We asked Dave Nichols of Graff dairy if he had ever heard the myth and if any part of that rumor could be true. Nichols said, "That's real fantastic. You're not going to find any milk that's got that much discoloration that's going to be accepted by anybody."

So this rumor is absolutely false.

It may surprise you to find out what gelatin is made from. The most common way to make gelatin is to boil down the bones and hides of animals, usually cows, to extract the collagen, which is the main ingredient in gelatin. Another type of gelatin can be made from seaweed and is called Agar-Agar.

Here is one you may have received in your email. It says that a friend of a friend is a teacher at a college and is concerned that non-citizens are being given grants from the government to attend college. Specifically Pell Grants which are Federal Funds that do not have to be paid back by the student.

A quick call to the Federal Aid hotline at 1-800-4-FED-AID informs us that a student must have a social security number to apply for the Free Application for Federal Student Aid. The FAFSA must be filled out in order to apply for any Pell Grant. The one catch here is that any student with a fake social security number could possibly apply for the FAFSA. But for the record, this email is a hoax.

This next myth comes to us from the pumps at the gas station. The signs warn customers not to pump gas while talking on their cell-phones or using any electronic device. The basis for this myth is that static electricity can be built up while talking on the phone and ignite the gas vapors. Station attendants say that they have never seen or heard of this actually happening but say that more fires are caused from people filling portable gas cans in the back of their vehicles and trucks.

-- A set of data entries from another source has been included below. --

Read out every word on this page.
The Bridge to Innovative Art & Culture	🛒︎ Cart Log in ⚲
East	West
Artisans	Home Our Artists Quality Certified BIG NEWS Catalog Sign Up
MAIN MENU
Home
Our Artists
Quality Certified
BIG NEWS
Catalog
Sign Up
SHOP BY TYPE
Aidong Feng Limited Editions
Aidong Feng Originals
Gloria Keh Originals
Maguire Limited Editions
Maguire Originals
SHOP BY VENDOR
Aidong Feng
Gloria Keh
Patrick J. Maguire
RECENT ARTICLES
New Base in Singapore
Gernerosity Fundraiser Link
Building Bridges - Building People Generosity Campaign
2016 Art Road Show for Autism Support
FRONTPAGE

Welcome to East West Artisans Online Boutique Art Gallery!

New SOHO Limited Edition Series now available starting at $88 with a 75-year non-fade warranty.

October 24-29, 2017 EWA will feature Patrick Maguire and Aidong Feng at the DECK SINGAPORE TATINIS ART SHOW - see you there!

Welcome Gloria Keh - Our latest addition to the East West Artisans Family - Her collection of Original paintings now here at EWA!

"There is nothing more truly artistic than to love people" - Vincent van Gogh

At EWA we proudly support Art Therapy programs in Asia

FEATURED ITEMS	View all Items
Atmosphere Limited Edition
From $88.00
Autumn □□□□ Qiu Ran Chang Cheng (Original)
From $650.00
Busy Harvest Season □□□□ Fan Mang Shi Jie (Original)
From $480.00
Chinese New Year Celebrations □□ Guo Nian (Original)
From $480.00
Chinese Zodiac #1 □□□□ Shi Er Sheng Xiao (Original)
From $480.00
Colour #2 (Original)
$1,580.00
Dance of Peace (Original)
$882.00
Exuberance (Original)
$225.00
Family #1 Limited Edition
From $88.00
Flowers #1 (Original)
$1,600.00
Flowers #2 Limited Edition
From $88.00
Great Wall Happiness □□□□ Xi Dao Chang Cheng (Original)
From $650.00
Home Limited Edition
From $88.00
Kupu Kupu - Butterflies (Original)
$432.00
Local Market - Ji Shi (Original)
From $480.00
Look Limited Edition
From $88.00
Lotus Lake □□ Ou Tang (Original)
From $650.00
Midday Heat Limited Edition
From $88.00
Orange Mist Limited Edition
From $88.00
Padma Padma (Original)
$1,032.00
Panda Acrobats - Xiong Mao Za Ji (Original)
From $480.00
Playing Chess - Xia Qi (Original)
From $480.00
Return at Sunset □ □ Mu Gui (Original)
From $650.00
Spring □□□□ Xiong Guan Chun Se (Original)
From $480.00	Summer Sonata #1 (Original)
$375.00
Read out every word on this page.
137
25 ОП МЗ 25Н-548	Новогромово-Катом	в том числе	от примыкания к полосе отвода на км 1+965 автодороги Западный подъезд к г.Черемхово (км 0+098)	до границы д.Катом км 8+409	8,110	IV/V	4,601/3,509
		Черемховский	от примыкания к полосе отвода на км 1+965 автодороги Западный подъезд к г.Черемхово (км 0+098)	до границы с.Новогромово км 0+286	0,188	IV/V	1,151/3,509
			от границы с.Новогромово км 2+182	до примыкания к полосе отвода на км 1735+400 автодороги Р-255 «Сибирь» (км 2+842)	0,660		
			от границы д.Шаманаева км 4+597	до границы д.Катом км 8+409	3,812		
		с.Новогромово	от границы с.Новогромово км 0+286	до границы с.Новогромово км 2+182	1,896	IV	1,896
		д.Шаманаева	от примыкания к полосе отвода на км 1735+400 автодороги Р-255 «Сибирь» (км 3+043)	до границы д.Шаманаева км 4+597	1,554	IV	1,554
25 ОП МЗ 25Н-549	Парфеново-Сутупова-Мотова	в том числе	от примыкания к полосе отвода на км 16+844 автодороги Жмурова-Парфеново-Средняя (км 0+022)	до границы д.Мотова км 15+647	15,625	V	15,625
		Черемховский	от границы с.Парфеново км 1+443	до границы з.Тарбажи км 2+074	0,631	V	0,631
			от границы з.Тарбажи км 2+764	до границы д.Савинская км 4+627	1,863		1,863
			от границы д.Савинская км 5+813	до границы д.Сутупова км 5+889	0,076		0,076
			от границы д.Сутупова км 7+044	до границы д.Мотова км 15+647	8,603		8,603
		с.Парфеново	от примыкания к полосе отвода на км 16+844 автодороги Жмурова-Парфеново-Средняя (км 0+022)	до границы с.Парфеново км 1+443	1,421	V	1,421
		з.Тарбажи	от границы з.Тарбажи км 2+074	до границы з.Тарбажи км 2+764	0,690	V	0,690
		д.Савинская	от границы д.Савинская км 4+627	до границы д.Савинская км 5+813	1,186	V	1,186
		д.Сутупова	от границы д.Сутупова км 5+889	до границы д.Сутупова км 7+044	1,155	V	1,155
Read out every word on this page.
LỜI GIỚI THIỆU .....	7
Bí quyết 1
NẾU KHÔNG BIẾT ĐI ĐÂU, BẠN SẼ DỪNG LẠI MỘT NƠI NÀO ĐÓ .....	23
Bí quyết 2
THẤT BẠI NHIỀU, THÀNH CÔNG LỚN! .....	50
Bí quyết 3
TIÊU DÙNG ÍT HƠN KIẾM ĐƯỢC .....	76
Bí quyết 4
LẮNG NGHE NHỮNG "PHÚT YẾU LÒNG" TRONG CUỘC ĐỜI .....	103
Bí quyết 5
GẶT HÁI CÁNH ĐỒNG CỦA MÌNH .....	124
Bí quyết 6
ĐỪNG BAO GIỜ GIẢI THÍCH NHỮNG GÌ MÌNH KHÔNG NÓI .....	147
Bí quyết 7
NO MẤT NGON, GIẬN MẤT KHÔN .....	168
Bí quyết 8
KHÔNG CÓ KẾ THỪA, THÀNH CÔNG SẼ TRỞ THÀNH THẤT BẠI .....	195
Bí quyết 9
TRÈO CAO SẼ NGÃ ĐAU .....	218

While we at 11 News couldn't prove this one ourselves, at trip to the Discovery Channel's Myth Busters website tells us that they tried to prove the myth and failed. So for the record we are calling this one false.

The last myth we tried to prove was that a penny in the mouth will keep someone that had too many beers from blowing over the limit, and possibly reduce the reading to .000 on a Portable Breathalyzer Test. For this one we asked for help from the Mesa County Sheriff's Office.
After two beers, this reporter took a PBT (Portable Breathalyzer Test) and with no pennies in my mouth blew a .032. Then I placed two pennies in my mouth and held them there for a couple of minutes.
Corporal Roberts then administered the second PBT and the results were .025. Roberts said the results would vary with time and my metabolism rate. He said the results didn't show enough of a change to prove this one correct. So we concluded this myth is false.